Des couleurs différentes, portées sur les épaulettes et au col du blouson, distinguent les différentes sections de la Luftwaffe. Le dessin des badges et des épaulettes permet de distinguer les différents rangs. Ces mêmes couleurs sont également portées sur la casquette et sur le col du manteau :
- Le jaune indique les pilotes,
- le rose les ingénieurs et mécaniciens,
- le noir le génie,
- le bleu foncé le service de santé,
- le rouge la Flak,
- le brun les transmissions,
- le bleu clair les soldats de la réserve,
- le carmin les officiers supérieurs,
- le vert la police,
- et le blanc pour l’élite de la Luftwaffe, l’état-major du Reichsmarschall Goering.
Les généraux portent une bande blanche galonnée le long de leur pantalon.
Figure 10. Les divers insignes des officiers de la Luftwaffe. En plus de ces insignes, les uniformes du personnel de la Luftwaffe indiquent par des couleurs différentes les branches différentes auxquelles le personnel est affecté.
Une estimation correcte des salaires versés aux officiers supérieurs est délicate car les primes exceptionnelles sont très nombreuses et dépendent du rang, des capacités de l’officier telles que constatées au feu, de la durée de leur engagement, de leur lien avec des personnalités Nazi de haut rang. L’un dans l’autre, on peut dire que les salaires reçus s’élèvent avec le rang et qu’ils sont, pour les officiers supérieurs assez proches de ceux touchés par les officiers supérieurs de l’USAAF. Bien que dans ce dernier cas, les primes ne soient pas nombreuses.

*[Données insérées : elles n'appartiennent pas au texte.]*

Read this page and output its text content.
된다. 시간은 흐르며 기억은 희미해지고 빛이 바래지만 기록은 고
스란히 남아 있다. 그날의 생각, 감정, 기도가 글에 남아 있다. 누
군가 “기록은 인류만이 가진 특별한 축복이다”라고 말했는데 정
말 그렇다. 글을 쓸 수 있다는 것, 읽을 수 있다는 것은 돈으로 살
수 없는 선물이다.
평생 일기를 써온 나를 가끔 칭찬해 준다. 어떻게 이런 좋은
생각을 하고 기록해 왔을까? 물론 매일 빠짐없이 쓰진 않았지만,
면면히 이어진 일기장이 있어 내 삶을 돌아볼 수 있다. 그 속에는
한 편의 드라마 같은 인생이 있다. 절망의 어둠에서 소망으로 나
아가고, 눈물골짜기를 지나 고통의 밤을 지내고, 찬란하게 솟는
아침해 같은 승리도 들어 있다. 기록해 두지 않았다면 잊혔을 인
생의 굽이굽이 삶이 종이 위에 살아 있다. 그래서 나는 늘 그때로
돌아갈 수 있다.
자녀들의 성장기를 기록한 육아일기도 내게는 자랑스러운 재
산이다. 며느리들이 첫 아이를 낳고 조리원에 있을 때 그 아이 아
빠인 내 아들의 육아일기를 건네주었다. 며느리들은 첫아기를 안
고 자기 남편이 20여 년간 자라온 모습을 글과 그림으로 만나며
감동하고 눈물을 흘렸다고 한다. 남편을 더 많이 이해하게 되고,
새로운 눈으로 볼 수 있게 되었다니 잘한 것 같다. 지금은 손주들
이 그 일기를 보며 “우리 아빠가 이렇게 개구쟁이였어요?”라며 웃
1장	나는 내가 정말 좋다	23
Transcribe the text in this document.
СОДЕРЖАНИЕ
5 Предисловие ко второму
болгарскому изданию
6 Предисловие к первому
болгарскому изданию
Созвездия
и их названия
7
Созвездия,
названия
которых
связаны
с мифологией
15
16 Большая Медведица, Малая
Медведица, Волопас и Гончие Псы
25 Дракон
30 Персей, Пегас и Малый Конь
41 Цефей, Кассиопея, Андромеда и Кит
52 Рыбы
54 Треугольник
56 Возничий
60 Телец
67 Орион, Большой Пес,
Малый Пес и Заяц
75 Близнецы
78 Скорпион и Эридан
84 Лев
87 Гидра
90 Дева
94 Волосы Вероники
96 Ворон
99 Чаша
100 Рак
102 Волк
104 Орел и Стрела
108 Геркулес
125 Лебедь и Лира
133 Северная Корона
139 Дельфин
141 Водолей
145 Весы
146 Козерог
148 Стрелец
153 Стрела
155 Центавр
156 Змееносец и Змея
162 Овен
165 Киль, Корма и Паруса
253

Pour les officiers et les sous-officiers, c’est plus simple de répondre. Si un simple soldat de l’USAAF touche 50 dollars par mois (NdT 50 dollars de 1944 représentent le même pouvoir d’achat que 726 dollars aujourd’hui), le salaire allemand est plus bas, de l’ordre de l’équivalent de 20 dollars par mois. Si un lieutenant de la Luftwaffe touche l’équivalent de 90 dollars par mois, un lieutenant de l’USAAF reçoit 291 dollars par mois. Enfin, un hauptman de la Luftwaffe est payé l’équivalent de 150 dollars par mois alors que son équivalent américain, un capitaine de l’USAAF, touche 432 dollars mensuel (NdT : soit une solde incroyable de 6274 dollars d’aujourd’hui !).
Figure 11. Décorations en usage dans la Luftwaffe. Salaires comparés entre le personnel de la Luftwaffe et celui de l’USAAF.

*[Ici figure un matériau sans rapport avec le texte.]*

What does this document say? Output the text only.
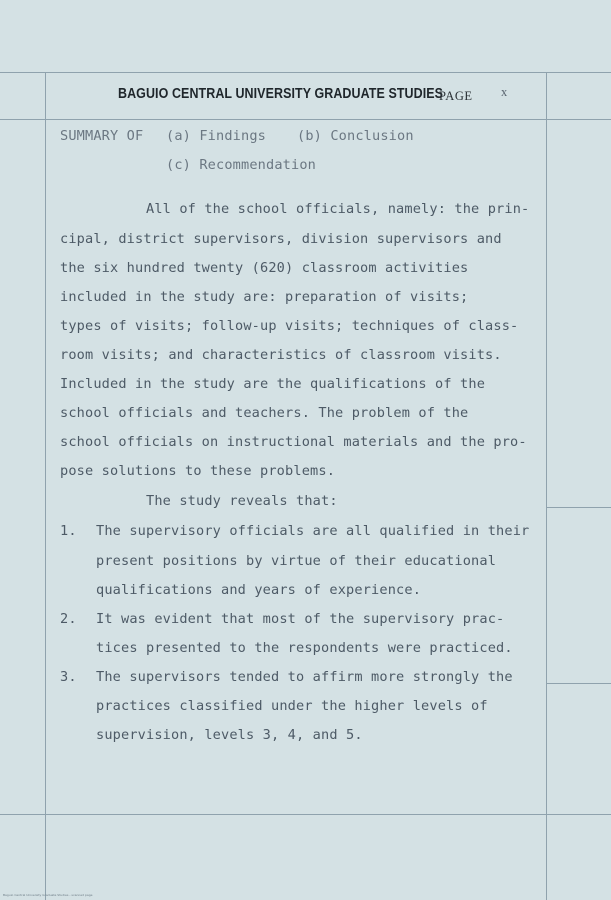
BAGUIO CENTRAL UNIVERSITY GRADUATE STUDIES
PAGE x
SUMMARY OF (a) Findings (b) Conclusion
(c) Recommendation
All of the school officials, namely: the prin-
cipal, district supervisors, division supervisors and
the six hundred twenty (620) classroom activities
included in the study are: preparation of visits;
types of visits; follow-up visits; techniques of class-
room visits; and characteristics of classroom visits.
Included in the study are the qualifications of the
school officials and teachers. The problem of the
school officials on instructional materials and the pro-
pose solutions to these problems.
The study reveals that:
1. The supervisory officials are all qualified in their
present positions by virtue of their educational
qualifications and years of experience.
2. It was evident that most of the supervisory prac-
tices presented to the respondents were practiced.
3. The supervisors tended to affirm more strongly the
practices classified under the higher levels of
supervision, levels 3, 4, and 5.
Baguio Central University Graduate Studies - scanned page
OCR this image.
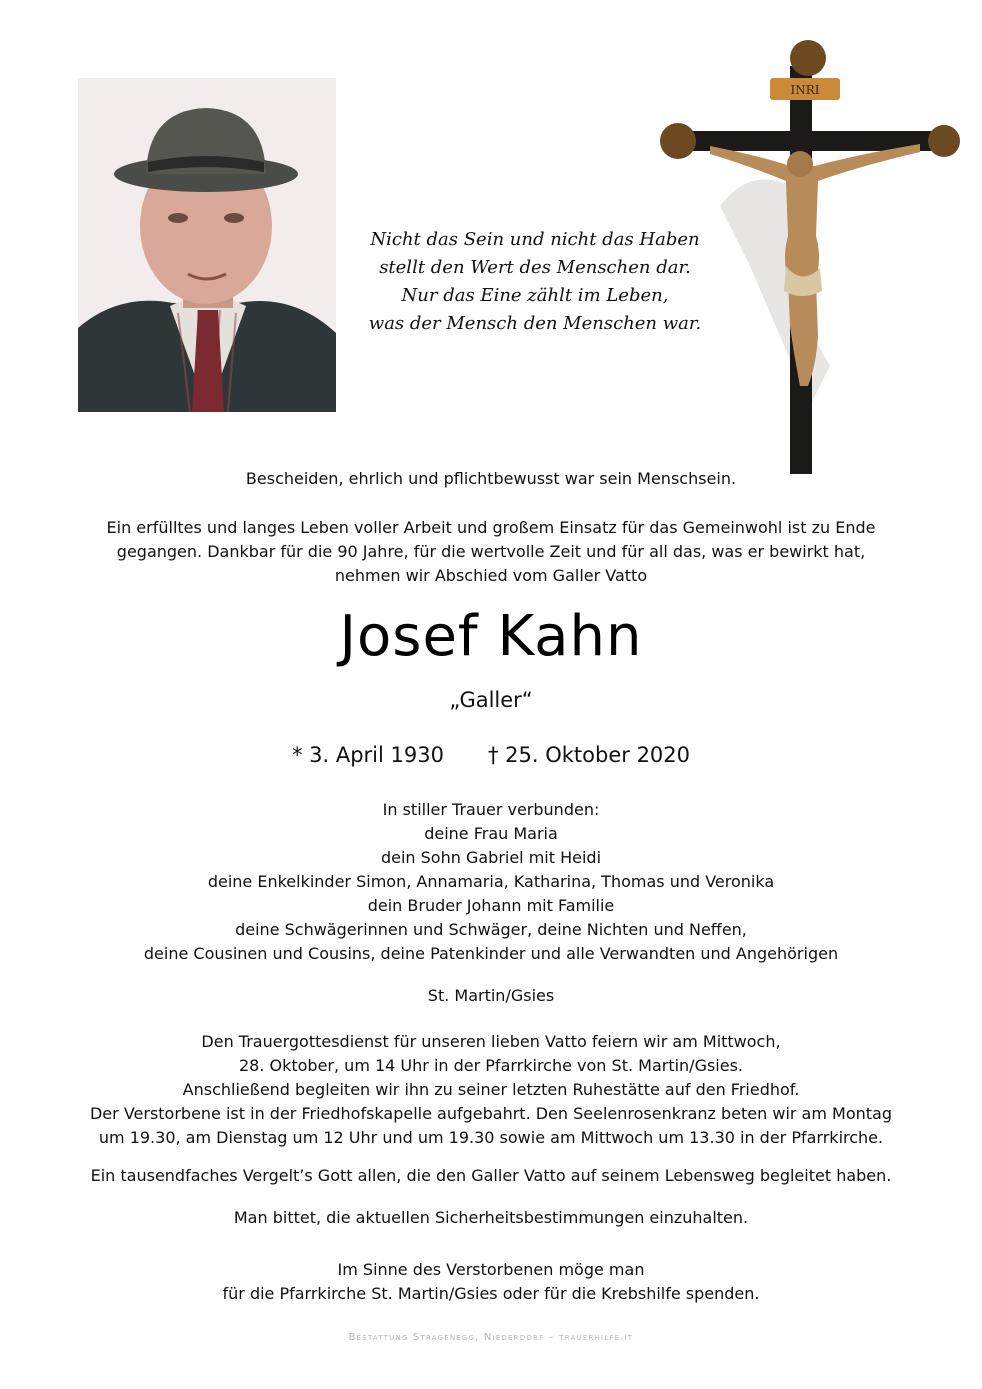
INRI
Nicht das Sein und nicht das Haben
stellt den Wert des Menschen dar.
Nur das Eine zählt im Leben,
was der Mensch den Menschen war.
Bescheiden, ehrlich und pflichtbewusst war sein Menschsein.
Ein erfülltes und langes Leben voller Arbeit und großem Einsatz für das Gemeinwohl ist zu Ende
gegangen. Dankbar für die 90 Jahre, für die wertvolle Zeit und für all das, was er bewirkt hat,
nehmen wir Abschied vom Galler Vatto
Josef Kahn
„Galler“
* 3. April 1930 † 25. Oktober 2020
In stiller Trauer verbunden:
deine Frau Maria
dein Sohn Gabriel mit Heidi
deine Enkelkinder Simon, Annamaria, Katharina, Thomas und Veronika
dein Bruder Johann mit Familie
deine Schwägerinnen und Schwäger, deine Nichten und Neffen,
deine Cousinen und Cousins, deine Patenkinder und alle Verwandten und Angehörigen
St. Martin/Gsies
Den Trauergottesdienst für unseren lieben Vatto feiern wir am Mittwoch,
28. Oktober, um 14 Uhr in der Pfarrkirche von St. Martin/Gsies.
Anschließend begleiten wir ihn zu seiner letzten Ruhestätte auf den Friedhof.
Der Verstorbene ist in der Friedhofskapelle aufgebahrt. Den Seelenrosenkranz beten wir am Montag
um 19.30, am Dienstag um 12 Uhr und um 19.30 sowie am Mittwoch um 13.30 in der Pfarrkirche.
Ein tausendfaches Vergelt’s Gott allen, die den Galler Vatto auf seinem Lebensweg begleitet haben.
Man bittet, die aktuellen Sicherheitsbestimmungen einzuhalten.
Im Sinne des Verstorbenen möge man
für die Pfarrkirche St. Martin/Gsies oder für die Krebshilfe spenden.
Bestattung Stragenegg, Niederdorf – trauerhilfe.it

Les pilotes d’active de la Luftwaffe appartiennent à une organisation militaire très rationnelle et très hiérarchisée. Les grandes décisions stratégiques sont prises par l’Obercommando der Wermacht – Hitler lui-même en d’autres termes – puis les décisions d’Hitler sont passées à une coterie d’individus très proches de lui qui vont exprimer la volonté du Führer dans les faits. Cette coterie, pour la Luftwaffe, se limite au seul Goering. Donc Goering lui-même annonce la mauvaise nouvelle à l’un de ses généraux en charge d’une Luftflotte, la décision stratégique de Hitler est alors transcrite en termes opérationnels.
L’opérationnel est divisé en deux groupes. La moitié « volante » est appelée un Fliegerkorps, constitué habituellement de 81 avions divisés en trois escadrilles de 27 avions chacune. Chaque escadrille est toujours constituée du même genre d’avions, mais les trois escadrilles peuvent ne pas être constituées du même genre d’avions. Certains fliegerkorps comprennent trois escadrilles de chasseur, soient 81 chasseurs. D’autres comprennent 27 chasseurs, 27 bombardiers, et 27 transports. Etc. Tout est flexible et change selon la stratégie décidée en haut lieu. Pour que la moitié « volante » vole, on lui adjoint une moitié administrative et de ravitaillement, la luftgau. Une luftgau regroupe trois commandement de terrains d’aviation avec, pour chaque commandement, trois terrains d’aviation différents. Ainsi donc, l’unité combattante de base de la Luftwaffe est constituée de 81 avions, un fliegerkorps, basés sur neuf aérodromes, une luftgau.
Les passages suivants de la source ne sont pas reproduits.